An exercise to recognize your privilege could be by asking questions


White privilege

  • I can easily turn on the TV and see people like me reflected on the screen

  • When I go to a job interview, there’s a small chance people cannot pronounce my name correctly

  • I can easily express my emotions in public without fearing that I’m seen as a potential threat to others

  • At school, I learn about people looking like me

  • While talking about social issues, my experience is rarely challenged

Cisgender privilege

  • I don’t have to worry about going into a public restroom and being thrown out for not looking a certain way

  • I can go to the gynaecologist and nobody will give me weird looks in the waiting room

  • My gender identity is never questioned or ridiculed

  • Nobody asks me what genitals I have or how I have sex with them

  • I am not required to undergo an extensive psychological evaluation in order to receive basic medical care.

Male privilege

  • I can go for walks at night without fearing my safety will be compromised

  • I can be shirtless without people asking me to cover up or social media censoring my photos

  • My confidence is hardly ever assumed to be arrogance

  • My promotion at work is never questioned because of my gender

  • I do not fear to be fired for having children

Straight privilege

  • I can talk openly about my partner without people feeling uncomfortable or saying I force my sexuality down their throat

  • I can walk hand in hand with my partner in public without fear of being harassed or attacked

  • When I share my sexual orientation, I am not sexualized or be invited for threesomes

  • Nobody tries to convince me they can change my sexuality

  • My sexuality is not deemed inferior or a mental illness

Abled privilege

  • When there are roadworks going on, I can easily make a detour

  • I don’t have to plan a trip into the city because I’m sure I can access every building

  • People do not spontaneously ask or immediately help me when they see me

  • People do not question whether I’m abled or faking it

  • I don’t fear being excluded of social group activities


Acknowledge

As we’ve said in the beginning: nobody is perfect and we simply cannot know everything.
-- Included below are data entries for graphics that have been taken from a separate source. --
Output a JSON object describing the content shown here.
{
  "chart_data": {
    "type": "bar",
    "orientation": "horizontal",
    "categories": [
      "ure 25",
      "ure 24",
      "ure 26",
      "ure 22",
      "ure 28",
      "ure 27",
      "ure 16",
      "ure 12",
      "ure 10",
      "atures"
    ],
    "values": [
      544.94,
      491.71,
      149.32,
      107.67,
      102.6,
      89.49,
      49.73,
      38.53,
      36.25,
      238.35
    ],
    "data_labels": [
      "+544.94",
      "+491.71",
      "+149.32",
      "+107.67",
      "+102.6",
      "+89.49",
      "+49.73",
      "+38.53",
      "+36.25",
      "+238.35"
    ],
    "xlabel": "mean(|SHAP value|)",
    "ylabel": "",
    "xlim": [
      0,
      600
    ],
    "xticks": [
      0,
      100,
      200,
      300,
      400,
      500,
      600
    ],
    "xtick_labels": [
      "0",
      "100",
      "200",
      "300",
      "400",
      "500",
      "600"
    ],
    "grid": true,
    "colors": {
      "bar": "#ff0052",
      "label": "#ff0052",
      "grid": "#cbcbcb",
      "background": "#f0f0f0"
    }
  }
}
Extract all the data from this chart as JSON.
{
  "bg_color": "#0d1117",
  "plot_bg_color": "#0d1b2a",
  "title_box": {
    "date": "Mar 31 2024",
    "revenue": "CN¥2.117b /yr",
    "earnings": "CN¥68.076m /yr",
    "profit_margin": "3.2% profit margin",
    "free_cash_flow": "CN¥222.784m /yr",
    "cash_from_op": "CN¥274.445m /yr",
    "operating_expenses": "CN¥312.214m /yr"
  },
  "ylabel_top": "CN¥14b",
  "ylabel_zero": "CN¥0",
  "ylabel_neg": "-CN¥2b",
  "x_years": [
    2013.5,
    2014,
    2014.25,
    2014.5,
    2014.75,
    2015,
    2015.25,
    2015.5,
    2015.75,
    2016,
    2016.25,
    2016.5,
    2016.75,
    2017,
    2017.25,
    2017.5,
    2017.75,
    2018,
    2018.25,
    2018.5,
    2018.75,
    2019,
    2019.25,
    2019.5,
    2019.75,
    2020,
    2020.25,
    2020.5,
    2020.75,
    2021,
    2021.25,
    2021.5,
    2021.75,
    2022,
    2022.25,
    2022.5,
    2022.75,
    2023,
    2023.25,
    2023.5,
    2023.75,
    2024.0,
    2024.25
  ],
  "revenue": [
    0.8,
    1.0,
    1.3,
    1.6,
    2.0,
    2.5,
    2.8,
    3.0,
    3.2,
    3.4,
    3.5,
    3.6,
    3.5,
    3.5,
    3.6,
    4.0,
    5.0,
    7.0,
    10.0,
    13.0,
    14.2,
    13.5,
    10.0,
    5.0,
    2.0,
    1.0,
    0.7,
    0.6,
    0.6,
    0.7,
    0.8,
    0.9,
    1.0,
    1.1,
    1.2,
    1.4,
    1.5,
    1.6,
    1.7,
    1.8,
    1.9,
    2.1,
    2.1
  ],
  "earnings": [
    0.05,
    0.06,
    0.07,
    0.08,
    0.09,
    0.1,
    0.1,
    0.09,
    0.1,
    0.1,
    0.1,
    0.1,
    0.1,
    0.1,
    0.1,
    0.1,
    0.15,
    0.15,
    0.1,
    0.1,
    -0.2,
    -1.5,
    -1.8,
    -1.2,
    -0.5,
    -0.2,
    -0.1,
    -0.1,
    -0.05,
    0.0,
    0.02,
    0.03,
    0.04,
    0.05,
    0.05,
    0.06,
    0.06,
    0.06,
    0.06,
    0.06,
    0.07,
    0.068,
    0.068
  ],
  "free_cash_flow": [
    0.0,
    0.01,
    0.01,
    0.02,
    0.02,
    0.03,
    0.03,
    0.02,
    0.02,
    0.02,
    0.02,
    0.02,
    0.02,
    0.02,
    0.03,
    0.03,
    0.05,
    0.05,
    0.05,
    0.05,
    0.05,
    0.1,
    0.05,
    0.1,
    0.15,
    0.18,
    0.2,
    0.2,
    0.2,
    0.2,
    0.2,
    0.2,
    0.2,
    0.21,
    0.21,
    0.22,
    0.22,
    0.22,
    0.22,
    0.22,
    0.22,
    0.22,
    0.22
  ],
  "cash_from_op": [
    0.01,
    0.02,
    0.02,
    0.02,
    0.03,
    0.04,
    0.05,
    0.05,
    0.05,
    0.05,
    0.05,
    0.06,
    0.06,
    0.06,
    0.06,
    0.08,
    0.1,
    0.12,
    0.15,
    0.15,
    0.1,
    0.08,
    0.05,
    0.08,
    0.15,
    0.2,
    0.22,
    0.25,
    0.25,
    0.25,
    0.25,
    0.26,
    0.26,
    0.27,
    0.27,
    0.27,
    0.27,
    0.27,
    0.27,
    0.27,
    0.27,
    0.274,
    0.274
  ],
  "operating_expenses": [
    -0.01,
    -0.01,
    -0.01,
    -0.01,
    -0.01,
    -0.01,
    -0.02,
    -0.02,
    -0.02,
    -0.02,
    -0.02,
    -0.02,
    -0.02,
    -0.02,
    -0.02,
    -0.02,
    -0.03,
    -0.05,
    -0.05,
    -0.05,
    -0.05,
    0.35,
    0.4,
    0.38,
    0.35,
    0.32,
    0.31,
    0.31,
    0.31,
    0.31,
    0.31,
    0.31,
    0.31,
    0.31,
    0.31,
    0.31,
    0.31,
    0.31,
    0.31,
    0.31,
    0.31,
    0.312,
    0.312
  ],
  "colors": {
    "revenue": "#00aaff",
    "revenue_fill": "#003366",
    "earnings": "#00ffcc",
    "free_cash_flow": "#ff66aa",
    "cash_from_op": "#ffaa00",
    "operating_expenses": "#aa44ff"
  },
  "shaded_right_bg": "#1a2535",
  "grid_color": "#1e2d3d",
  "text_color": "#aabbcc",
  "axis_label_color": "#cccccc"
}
That’s okay! It’s great to acknowledge and accept this about yourself.


Read

Read to expand your knowledge

Here are a few links and resources to a few issues that will help you understand some of these issues better


Embrace

For example, you’re a teacher. Then it’s important to acknowledge the different identities and dynamics in the class. The fact that you’re a teacher already makes interacting with students different from being a boss in a company or being in a student group.


Understand that maybe not every student has access to their own computer, if they have one at all. Not all students have two parents, or both a mom and a dad. Maybe not all students celebrate Christmas. So when you talk about certain holidays, keep in mind some students have a different religion and thus celebrate different things.